# Don't throw it out!! I'll fix it.



## Kenbo (Sep 16, 2008)

So, as some of you know, my parents come from the east coast to stay the winter with Mrs Kenbo and I. The other day, my mother dropped her marble rolling pin and broke one of the wooden handles. She decided that she would just throw it out. I told her that this was a huge problem with today's society and that people had this "disposible attitude" for everything. This rolling pin is actually quite old and she wouldn't be able to find one of this quality anymore. With that in mind, she gave it to me and I took it to the shop. I know this is nothing, in comparison to some of you turners, but I thought that it turned out pretty good and it saved the rolling pin for my mom. I have a finish on it now and the colours are a little closer but I can't do the final assembly until the finish is dry. Anyway, here's my repair job.


----------



## Brian T. (Dec 19, 2012)

That was a good fix. Marble pins stay cold = perfect for pastry. I want one.

My S.I.L sent me a big 4" x 16" wooden rolling pin. My criticism of them all is that the radius of
most pins is so small that my knuckles hit the pastry, etc. Anyway, the axle between the 
handles broke. Don't recall if I kept it or not. I find that using my hands on the pin
works like a dream. Plus,I can stand the pin on end in a corner while I do something else.


----------



## sawdustfactory (Jan 30, 2011)

Kenbo, you put that silly little scroll saw away for a while and focus on the lathe and you'll be giving the seasoned turners a run for their money in no time! :thumbsup:


----------



## nmacdonald (Jan 13, 2012)

Kenbo said:


> So, as some of you know, my parents come from the east coast to stay the winter with Mrs Kenbo and I....

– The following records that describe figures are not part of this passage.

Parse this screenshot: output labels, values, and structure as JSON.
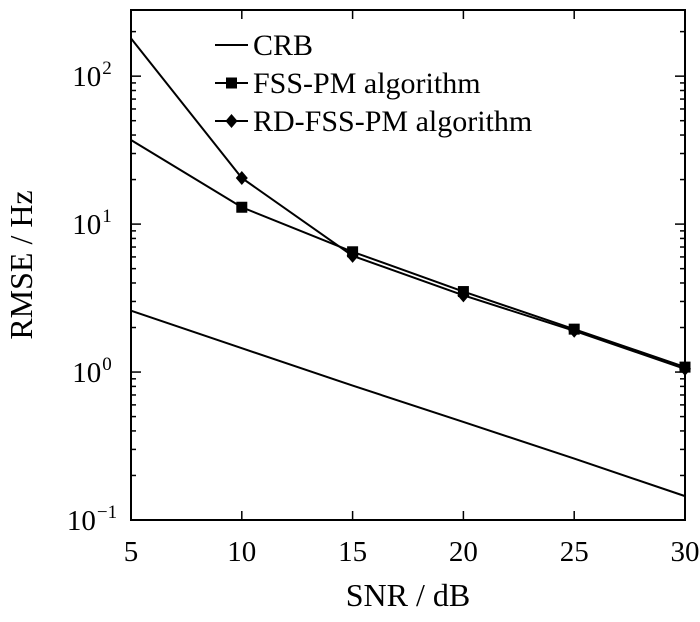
{
  "chart_data": {
    "type": "line",
    "xlabel": "SNR / dB",
    "ylabel": "RMSE / Hz",
    "xlim": [
      5,
      30
    ],
    "ylim": [
      0.1,
      300
    ],
    "yscale": "log",
    "grid": false,
    "legend_position": "top-right",
    "x_ticks": [
      5,
      10,
      15,
      20,
      25,
      30
    ],
    "y_ticks": [
      {
        "value": 0.1,
        "base": "10",
        "exp": "−1"
      },
      {
        "value": 1,
        "base": "10",
        "exp": "0"
      },
      {
        "value": 10,
        "base": "10",
        "exp": "1"
      },
      {
        "value": 100,
        "base": "10",
        "exp": "2"
      }
    ],
    "series": [
      {
        "name": "CRB",
        "marker": "none",
        "x": [
          5,
          10,
          15,
          20,
          25,
          30
        ],
        "values": [
          2.6,
          1.45,
          0.81,
          0.46,
          0.26,
          0.145
        ]
      },
      {
        "name": "FSS-PM algorithm",
        "marker": "square",
        "x": [
          5,
          10,
          15,
          20,
          25,
          30
        ],
        "values": [
          37,
          13,
          6.5,
          3.5,
          1.95,
          1.08
        ]
      },
      {
        "name": "RD-FSS-PM algorithm",
        "marker": "diamond",
        "x": [
          5,
          10,
          15,
          20,
          25,
          30
        ],
        "values": [
          180,
          20.5,
          6.1,
          3.3,
          1.9,
          1.05
        ]
      }
    ]
  }
}
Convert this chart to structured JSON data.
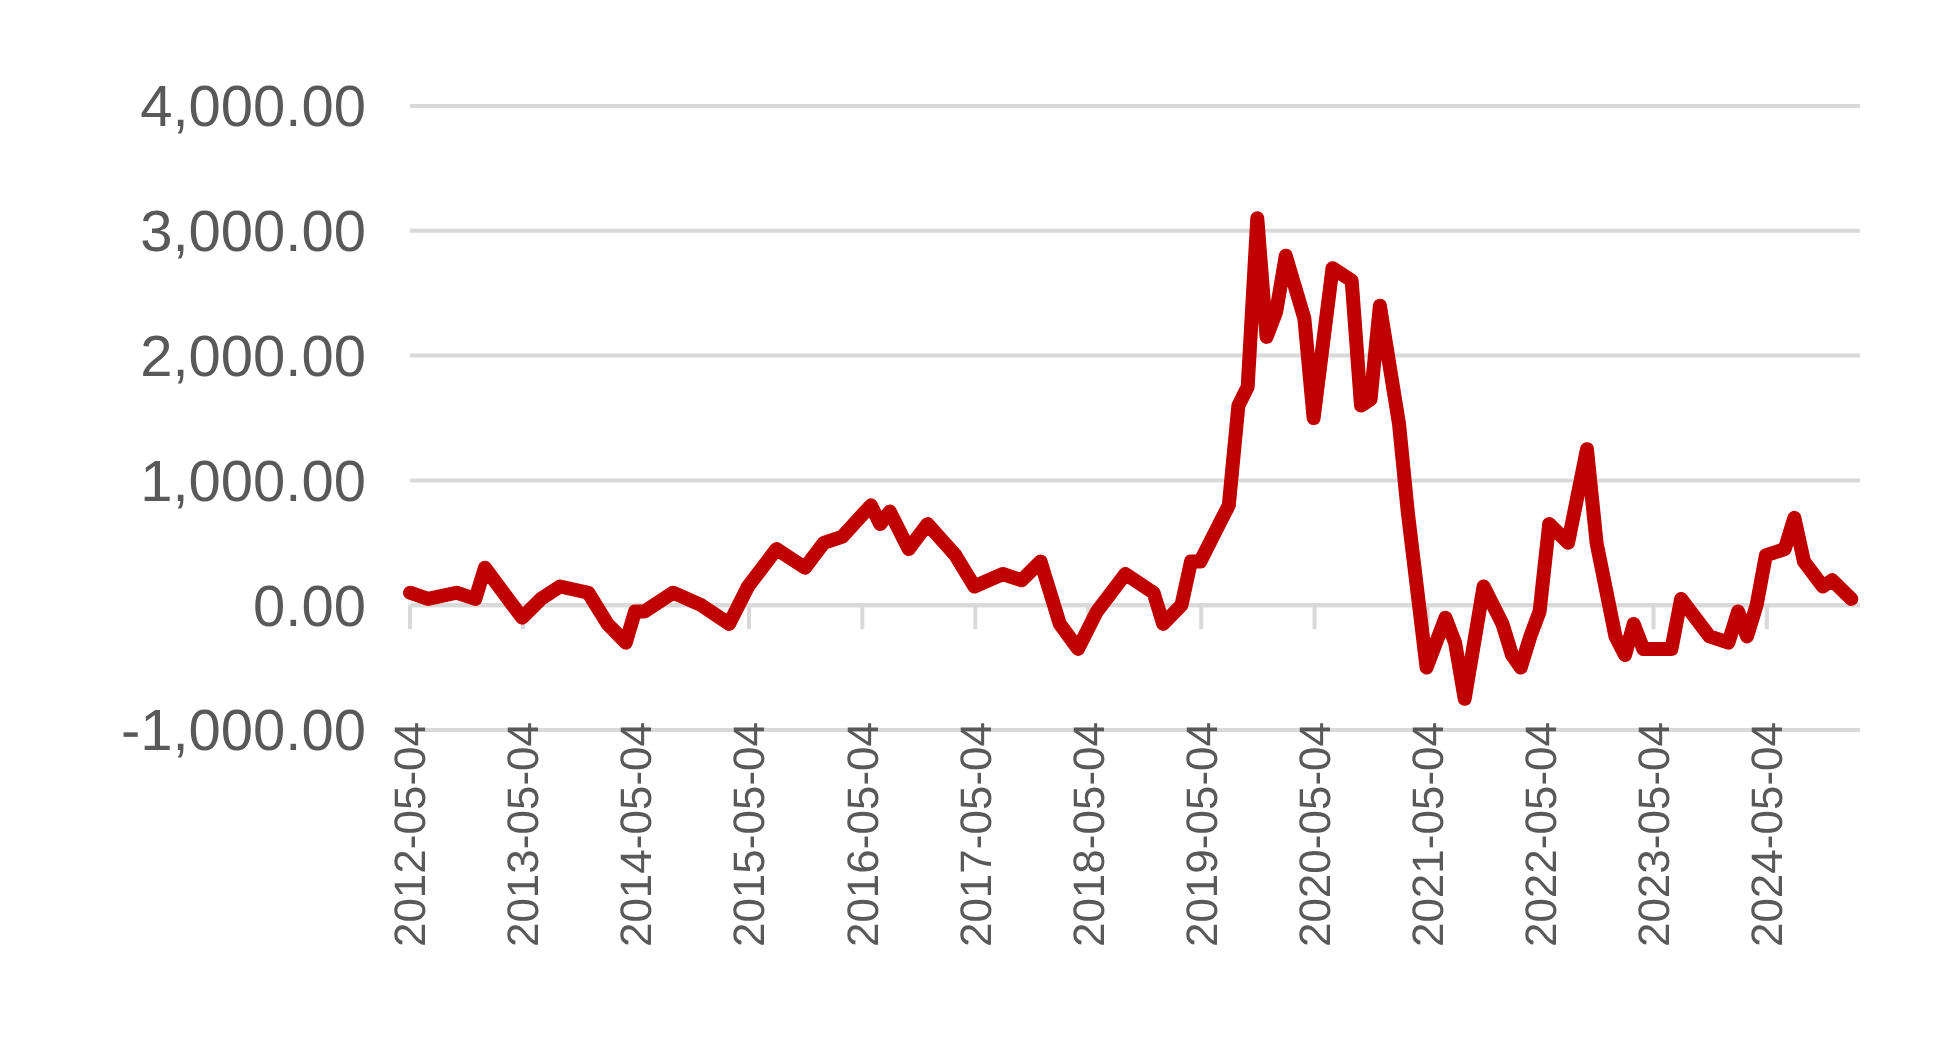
{
  "chart_data": {
    "type": "line",
    "xlim": [
      "2012-05-04",
      "2025-03-01"
    ],
    "ylim": [
      -1000,
      4000
    ],
    "xticks": [
      "2012-05-04",
      "2013-05-04",
      "2014-05-04",
      "2015-05-04",
      "2016-05-04",
      "2017-05-04",
      "2018-05-04",
      "2019-05-04",
      "2020-05-04",
      "2021-05-04",
      "2022-05-04",
      "2023-05-04",
      "2024-05-04"
    ],
    "yticks": [
      {
        "value": -1000,
        "label": "-1,000.00"
      },
      {
        "value": 0,
        "label": "0.00"
      },
      {
        "value": 1000,
        "label": "1,000.00"
      },
      {
        "value": 2000,
        "label": "2,000.00"
      },
      {
        "value": 3000,
        "label": "3,000.00"
      },
      {
        "value": 4000,
        "label": "4,000.00"
      }
    ],
    "grid": "y",
    "marker": "none",
    "line_style": "solid",
    "x": [
      "2012-05-04",
      "2012-07",
      "2012-10",
      "2012-12",
      "2013-01",
      "2013-05",
      "2013-07",
      "2013-09",
      "2013-12",
      "2014-02",
      "2014-04",
      "2014-05",
      "2014-06",
      "2014-09",
      "2014-12",
      "2015-03",
      "2015-05",
      "2015-08",
      "2015-11",
      "2016-01",
      "2016-03",
      "2016-06",
      "2016-07",
      "2016-08",
      "2016-10",
      "2016-12",
      "2017-03",
      "2017-05",
      "2017-08",
      "2017-10",
      "2017-12",
      "2018-02",
      "2018-04",
      "2018-06",
      "2018-09",
      "2018-12",
      "2019-01",
      "2019-03",
      "2019-04",
      "2019-05",
      "2019-07",
      "2019-08",
      "2019-09",
      "2019-10",
      "2019-11",
      "2019-12",
      "2020-01",
      "2020-02",
      "2020-04",
      "2020-05",
      "2020-07",
      "2020-09",
      "2020-10",
      "2020-11",
      "2020-12",
      "2021-02",
      "2021-03",
      "2021-05",
      "2021-07",
      "2021-08",
      "2021-09",
      "2021-11",
      "2022-01",
      "2022-02",
      "2022-03",
      "2022-04",
      "2022-05",
      "2022-06",
      "2022-08",
      "2022-10",
      "2022-11",
      "2023-01",
      "2023-02",
      "2023-03",
      "2023-04",
      "2023-07",
      "2023-08",
      "2023-11",
      "2024-01",
      "2024-02",
      "2024-03",
      "2024-04",
      "2024-05",
      "2024-07",
      "2024-08",
      "2024-09",
      "2024-11",
      "2024-12",
      "2025-02"
    ],
    "series": [
      {
        "color": "#c00000",
        "values": [
          100,
          50,
          100,
          50,
          300,
          -100,
          50,
          150,
          100,
          -150,
          -300,
          -50,
          -50,
          100,
          0,
          -150,
          150,
          450,
          300,
          500,
          550,
          800,
          650,
          750,
          450,
          650,
          400,
          150,
          250,
          200,
          350,
          -150,
          -350,
          -50,
          250,
          100,
          -150,
          0,
          350,
          350,
          650,
          800,
          1600,
          1750,
          3100,
          2150,
          2350,
          2800,
          2300,
          1500,
          2700,
          2600,
          1600,
          1650,
          2400,
          1450,
          750,
          -500,
          -100,
          -300,
          -750,
          150,
          -150,
          -400,
          -500,
          -250,
          -50,
          650,
          500,
          1250,
          500,
          -250,
          -400,
          -150,
          -350,
          -350,
          50,
          -250,
          -300,
          -50,
          -250,
          0,
          400,
          450,
          700,
          350,
          150,
          200,
          50
        ]
      }
    ]
  }
}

What province are they from? PEI??


----------



## johnnie52 (Feb 16, 2009)

Nice fix. :thumbsup:


----------



## Kenbo (Sep 16, 2008)

nmacdonald said:


> What province are they from? PEI??


Newfoundland


----------



## woodnthings (Jan 24, 2009)

*different types of rolling pins*



Robson Valley said:


> That was a good fix. Marble pins stay cold = perfect for pastry. I want one.
> 
> My S.I.L sent me a big 4" x 16" wooden rolling pin. My criticism of them all is that the radius of
> most pins is so small that my knuckles hit the pastry, etc. Anyway, the axle between the
> ...


My mom was a serious self taught pastry chef and left me a whole bunch of rolling pins. I noticed that some were marble with ball bearing handles, some all wood with a spinning center handle, others were just long and of a smaller diameter, no separate center. So I looked on You Tube for the differences, and found this one. It is the only one I've seen where the dough wraps around the pin as you roll it out:


----------



## cabinetman (Jul 5, 2007)

Getting back to Kenbo's topic, that's a nice fix. What actually was the damage...a split, or a chunk came off? What was the stock that you had that would work for a handle? Did you turn a complete handle? It looks original. Keep the thread updated. You are right about how society leans towards disposing and replacing. Some fixes like yours are possible when there is someone that has the talent and is equipped to "remanufacture", or duplicate/replicate a part. Actually, repairs like yours can be very amazing as to how original it can look without looking repaired.

















.


----------



## Kenbo (Sep 16, 2008)

woodnthings said:


> My mom was a serious self taught pastry chef and left me a whole bunch of rolling pins. I noticed that some were marble with ball bearing handles, some all wood with a spinning center handle, others were just long and of a smaller diameter, no separate center. So I looked on You Tube for the differences, and found this one. It is the only one I've seen where the dough wraps around the pin as you roll it out:
> 
> How to roll out fresh egg pasta dough with a rolling pin (by Mama Isa) - YouTube


 
That's pretty cool Bill. Pastry making is quite the art form and my wife has become really good at it. If you don't believe me, just look at my waist line. I'm not sure what the purpose of this rolling pin was, I just couldn't stand to see it go to the trash.


----------



## Kenbo (Sep 16, 2008)

cabinetman said:


> Getting back to Kenbo's topic, that's a nice fix. What actually was the damage...a split, or a chunk came off? What was the stock that you had that would work for a handle? Did you turn a complete handle? It looks original. Keep the thread updated. You are right about how society leans towards disposing and replacing. Some fixes like yours are possible when there is someone that has the talent and is equipped to "remanufacture", or duplicate/replicate a part. Actually, repairs like yours can be very amazing as to how original it can look without looking repaired.
> 
> 
> 
> ...


 
I don't mind getting off topic........it's what makes this forum interesting. To answer your questions though, the handle split completely in half and came off the steel shaft. This particular one didn't have a bearing or anything like Bill referred to, but it had thick plastic bushings that allowed the solid steel shaft to rotate in the marble pin. The stock that I used was a piece of hard maple which actually worked quite well. I made a profile of the existing handle and duplicated as best I could, on the lathe. After a couple of coats of varnish, the handle looks even better than the original. I haven't seen the rolling pin since I did the repair for my mother, but I would assume that the handle has yellowed a little since it was made and matches the original a little better.
Thanks for the kind words guys. It was fun repairing something that someone else was willing to throw away.


----------